Frank Lampard also seems to be on the wane, and on Sunday he was often sitting too deep and lacking the pace to link-up with Torres in areas where they could have combined to hurt their opponents.
At times it seemed as if the striker was playing in a game of his own such was absence of quality alongside and the gaping hole behind him, and when Mikel and Ramires pushed forward to fill the gap they were unsurprisingly lacking the vision to conjure up some magic with their star forward.
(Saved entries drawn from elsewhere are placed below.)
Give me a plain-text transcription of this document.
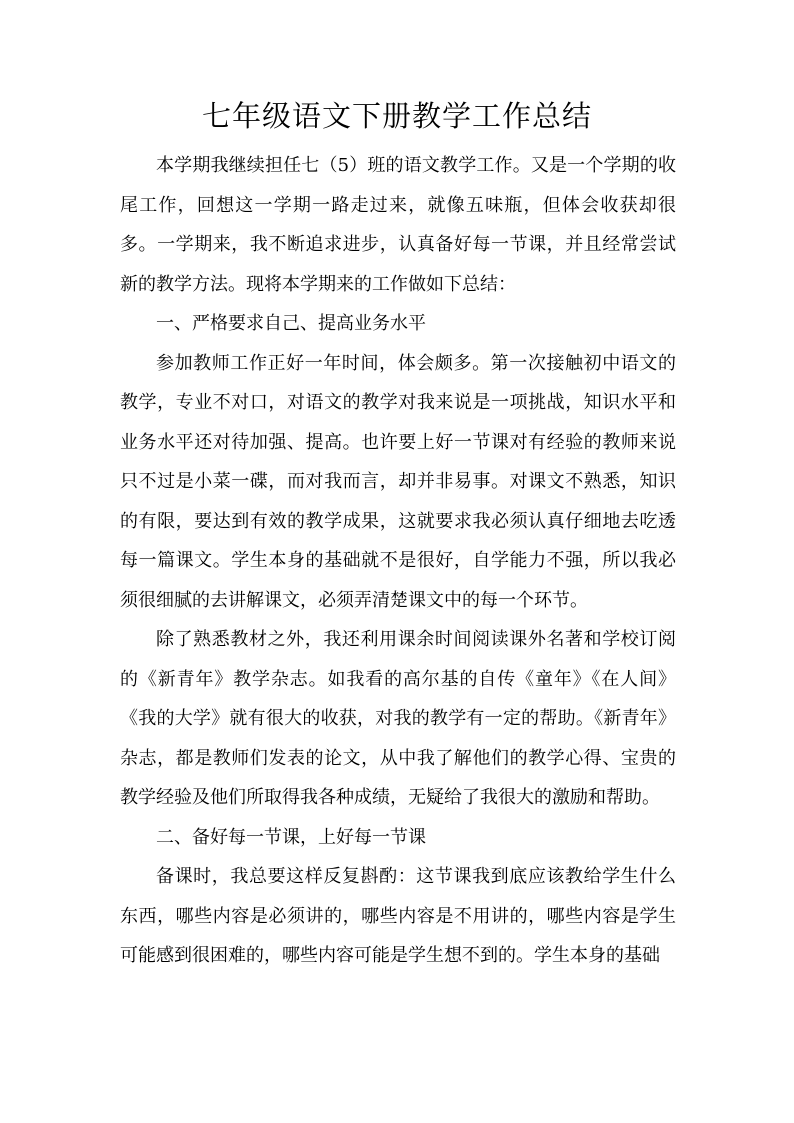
七年级语文下册教学工作总结

本学期我继续担任七（5）班的语文教学工作。又是一个学期的收尾工作，回想这一学期一路走过来，就像五味瓶，但体会收获却很多。一学期来，我不断追求进步，认真备好每一节课，并且经常尝试新的教学方法。现将本学期来的工作做如下总结：

一、严格要求自己、提高业务水平

参加教师工作正好一年时间，体会颇多。第一次接触初中语文的教学，专业不对口，对语文的教学对我来说是一项挑战，知识水平和业务水平还对待加强、提高。也许要上好一节课对有经验的教师来说只不过是小菜一碟，而对我而言，却并非易事。对课文不熟悉，知识的有限，要达到有效的教学成果，这就要求我必须认真仔细地去吃透每一篇课文。学生本身的基础就不是很好，自学能力不强，所以我必须很细腻的去讲解课文，必须弄清楚课文中的每一个环节。

除了熟悉教材之外，我还利用课余时间阅读课外名著和学校订阅的《新青年》教学杂志。如我看的高尔基的自传《童年》《在人间》《我的大学》就有很大的收获，对我的教学有一定的帮助。《新青年》杂志，都是教师们发表的论文，从中我了解他们的教学心得、宝贵的教学经验及他们所取得我各种成绩，无疑给了我很大的激励和帮助。

二、备好每一节课，上好每一节课

备课时，我总要这样反复斟酌：这节课我到底应该教给学生什么东西，哪些内容是必须讲的，哪些内容是不用讲的，哪些内容是学生可能感到很困难的，哪些内容可能是学生想不到的。学生本身的基础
Signing Luka Modric, or a player possessing a similar set of special skills, would lessen the load on Torres and the rest in blue who have a weapon or two up their sleeve, with the Tottenham midfielder possessing the ability to keep the ball cycling around with ease, thus dragging markers out of position and enabling Chelsea's cannons to line themselves up in space to fire down on goal.
On Sunday, Villas-Boas spoke of his hopes for his side to be more dynamic, regardless of formation, when it comes to using the ball and creating chances. In Torres, Chelsea have just the man, in just the mood, to benefit from such free-flowing football – bringing in someone with the panache to pull the strings in midfield would give him the chance to add goals to his impressive craft and complete his comeback.